Witzigerweise kennt man weder von den stattdessen erwähnten Herren Andreas Hammerschmidt noch von Johannes Eccard das genaue Geburts- bzw. Sterbedatum im betreffenden Jahr 1611, so dass man gar nicht genau sagen kann, wann denn nun eigentlich genau der jeweilige Gedenktag sein soll :-)

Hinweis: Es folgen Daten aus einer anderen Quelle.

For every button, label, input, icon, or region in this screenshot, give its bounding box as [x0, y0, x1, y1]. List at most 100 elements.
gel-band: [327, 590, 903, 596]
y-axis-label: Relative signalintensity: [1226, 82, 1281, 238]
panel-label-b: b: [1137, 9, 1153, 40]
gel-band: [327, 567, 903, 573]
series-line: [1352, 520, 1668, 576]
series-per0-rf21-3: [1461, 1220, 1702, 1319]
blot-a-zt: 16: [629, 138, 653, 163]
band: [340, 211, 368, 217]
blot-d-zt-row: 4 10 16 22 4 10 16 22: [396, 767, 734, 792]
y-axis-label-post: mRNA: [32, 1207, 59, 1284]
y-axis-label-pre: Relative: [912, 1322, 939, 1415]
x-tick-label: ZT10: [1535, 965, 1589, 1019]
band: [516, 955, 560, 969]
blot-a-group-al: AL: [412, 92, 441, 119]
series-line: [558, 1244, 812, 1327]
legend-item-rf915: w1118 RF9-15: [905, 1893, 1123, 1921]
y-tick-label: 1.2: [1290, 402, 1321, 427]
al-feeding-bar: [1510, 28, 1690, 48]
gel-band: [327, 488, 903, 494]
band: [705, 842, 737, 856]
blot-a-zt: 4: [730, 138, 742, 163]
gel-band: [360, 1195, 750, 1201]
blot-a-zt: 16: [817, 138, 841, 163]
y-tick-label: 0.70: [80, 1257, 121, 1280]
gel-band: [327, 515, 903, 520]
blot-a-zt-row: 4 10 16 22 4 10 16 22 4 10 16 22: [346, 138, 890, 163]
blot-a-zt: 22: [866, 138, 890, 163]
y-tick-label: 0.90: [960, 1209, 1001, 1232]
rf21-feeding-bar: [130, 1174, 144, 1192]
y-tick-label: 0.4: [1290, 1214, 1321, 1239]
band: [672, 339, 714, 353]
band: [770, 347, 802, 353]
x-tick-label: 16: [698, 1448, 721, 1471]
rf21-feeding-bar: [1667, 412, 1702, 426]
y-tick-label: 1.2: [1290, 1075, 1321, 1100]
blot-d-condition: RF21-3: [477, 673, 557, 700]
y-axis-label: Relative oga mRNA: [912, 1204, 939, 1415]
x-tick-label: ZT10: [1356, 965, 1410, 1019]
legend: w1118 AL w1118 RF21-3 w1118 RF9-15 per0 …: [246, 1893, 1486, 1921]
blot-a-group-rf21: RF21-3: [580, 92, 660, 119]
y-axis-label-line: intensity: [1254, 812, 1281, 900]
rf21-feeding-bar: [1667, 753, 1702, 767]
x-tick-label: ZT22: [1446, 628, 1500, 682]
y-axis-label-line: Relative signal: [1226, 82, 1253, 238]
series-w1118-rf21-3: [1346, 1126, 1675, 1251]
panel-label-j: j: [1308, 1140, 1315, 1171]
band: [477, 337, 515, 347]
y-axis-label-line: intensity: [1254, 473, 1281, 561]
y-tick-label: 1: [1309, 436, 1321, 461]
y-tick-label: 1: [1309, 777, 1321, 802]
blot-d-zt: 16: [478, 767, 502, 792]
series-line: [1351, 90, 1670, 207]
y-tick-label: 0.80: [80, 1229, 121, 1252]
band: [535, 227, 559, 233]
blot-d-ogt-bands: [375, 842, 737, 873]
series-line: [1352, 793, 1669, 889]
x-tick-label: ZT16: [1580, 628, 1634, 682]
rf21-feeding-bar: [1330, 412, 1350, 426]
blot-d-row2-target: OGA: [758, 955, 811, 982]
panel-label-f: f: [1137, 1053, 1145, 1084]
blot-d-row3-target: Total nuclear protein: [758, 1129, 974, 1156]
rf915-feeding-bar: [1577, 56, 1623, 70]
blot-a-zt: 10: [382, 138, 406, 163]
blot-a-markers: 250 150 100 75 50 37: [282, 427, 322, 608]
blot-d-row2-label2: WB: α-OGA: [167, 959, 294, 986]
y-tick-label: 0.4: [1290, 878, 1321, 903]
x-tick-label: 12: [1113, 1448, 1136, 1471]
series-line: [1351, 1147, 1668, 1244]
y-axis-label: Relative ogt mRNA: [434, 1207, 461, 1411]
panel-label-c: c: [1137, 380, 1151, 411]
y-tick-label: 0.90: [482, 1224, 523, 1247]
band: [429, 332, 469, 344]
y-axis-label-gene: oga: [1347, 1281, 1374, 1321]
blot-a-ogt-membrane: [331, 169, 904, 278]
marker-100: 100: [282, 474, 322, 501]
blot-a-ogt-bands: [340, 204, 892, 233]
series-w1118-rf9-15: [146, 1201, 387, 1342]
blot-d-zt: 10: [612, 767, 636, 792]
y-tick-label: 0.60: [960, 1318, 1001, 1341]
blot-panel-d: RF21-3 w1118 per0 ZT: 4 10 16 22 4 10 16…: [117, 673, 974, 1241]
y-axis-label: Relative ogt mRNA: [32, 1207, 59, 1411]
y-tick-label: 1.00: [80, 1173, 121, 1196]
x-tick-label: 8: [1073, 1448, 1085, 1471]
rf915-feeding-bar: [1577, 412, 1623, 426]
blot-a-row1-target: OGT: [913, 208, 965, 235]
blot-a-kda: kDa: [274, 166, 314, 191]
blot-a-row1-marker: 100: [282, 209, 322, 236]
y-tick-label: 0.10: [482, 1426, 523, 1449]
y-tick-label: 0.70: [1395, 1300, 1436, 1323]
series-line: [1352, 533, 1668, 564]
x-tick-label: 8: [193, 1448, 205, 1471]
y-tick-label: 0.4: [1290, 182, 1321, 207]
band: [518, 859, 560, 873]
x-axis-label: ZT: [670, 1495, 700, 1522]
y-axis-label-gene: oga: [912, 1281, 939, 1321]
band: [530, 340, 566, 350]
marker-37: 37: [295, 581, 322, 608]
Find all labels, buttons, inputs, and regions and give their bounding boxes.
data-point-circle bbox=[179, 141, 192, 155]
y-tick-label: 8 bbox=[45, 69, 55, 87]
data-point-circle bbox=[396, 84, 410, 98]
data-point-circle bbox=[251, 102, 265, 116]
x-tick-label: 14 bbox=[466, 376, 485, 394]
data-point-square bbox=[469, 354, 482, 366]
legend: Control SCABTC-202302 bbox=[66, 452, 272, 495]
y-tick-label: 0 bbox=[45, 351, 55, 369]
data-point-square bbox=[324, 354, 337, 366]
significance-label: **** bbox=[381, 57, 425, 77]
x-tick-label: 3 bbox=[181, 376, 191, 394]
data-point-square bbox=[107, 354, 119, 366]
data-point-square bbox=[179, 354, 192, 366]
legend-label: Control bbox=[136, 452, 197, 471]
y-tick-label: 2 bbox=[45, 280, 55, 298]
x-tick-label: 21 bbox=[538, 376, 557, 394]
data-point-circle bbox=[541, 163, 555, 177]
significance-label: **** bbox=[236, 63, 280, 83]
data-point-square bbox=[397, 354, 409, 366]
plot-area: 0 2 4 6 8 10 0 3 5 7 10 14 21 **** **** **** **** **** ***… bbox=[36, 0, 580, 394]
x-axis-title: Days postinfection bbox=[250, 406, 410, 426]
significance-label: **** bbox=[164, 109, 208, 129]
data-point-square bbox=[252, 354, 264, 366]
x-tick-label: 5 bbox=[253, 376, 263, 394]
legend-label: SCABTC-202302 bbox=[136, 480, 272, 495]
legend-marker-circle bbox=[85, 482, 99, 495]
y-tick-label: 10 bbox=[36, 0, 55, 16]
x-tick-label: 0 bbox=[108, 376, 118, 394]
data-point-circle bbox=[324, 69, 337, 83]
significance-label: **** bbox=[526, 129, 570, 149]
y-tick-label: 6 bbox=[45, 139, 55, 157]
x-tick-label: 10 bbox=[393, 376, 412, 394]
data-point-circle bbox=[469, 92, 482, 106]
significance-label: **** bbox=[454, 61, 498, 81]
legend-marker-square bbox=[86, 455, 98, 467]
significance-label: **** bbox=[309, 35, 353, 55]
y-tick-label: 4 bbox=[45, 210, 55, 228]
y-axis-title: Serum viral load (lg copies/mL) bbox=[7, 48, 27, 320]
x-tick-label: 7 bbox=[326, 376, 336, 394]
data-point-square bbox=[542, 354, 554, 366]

Aber was soll man sich bei Universal Classics auch Gedanken um solche völlig nebensächlichen Herren machen? Von allen hier erwähnten Komponisten (bzw. deren Werken) gibt es nämlich keine erhältliche Aufnahme irgendeines Werks im Gesamtkatalog dieses selbsternannten "Marktführers"...! Da muss man sich dann auch in der Redaktion nicht groß die Mühe machen, nach weiteren dieser unbekannten und damit ja auch völlig unwichtigen Herren zu suchen.

Immerhin - ein paar Jubilare hätte man erwähnen können, von denen geneigte Käufer aus diesem Grund eventuell dann doch noch Musik hätten erwerben wollen, die tatsächlich auch bei den zahlreichen Labels von Universal Classics erhältlich gewesen wäre und die man in dem Zusammenhang mal wieder offensiv hätte vermarkten können - aber auch diese Chance wurde vertan...

Nur drei kleine spontane Beispiele (die aber vermutlich alle zuwenig "Glamour" besitzen - denn darauf kommt es schließlich heute an!):

In diesem Jahr wäre der 1992 verstorbene Argentinier Astor Piazzolla 90 Jahre alt geworden.

Vor 75 Jahren starb der italienische Komponist Ottorino Respighi.

Der amerikanische Komponist Steve Reich feiert am 3. Oktober 2011 seinen 75. Geburtstag.


Alles muss man selber machen! ;-)

1 Kommentar:

  1. Gut geschrieben. Ich glaube nicht was in diesem Magazin alles steht. Es ist eine reine Produktwerbung für DG und co.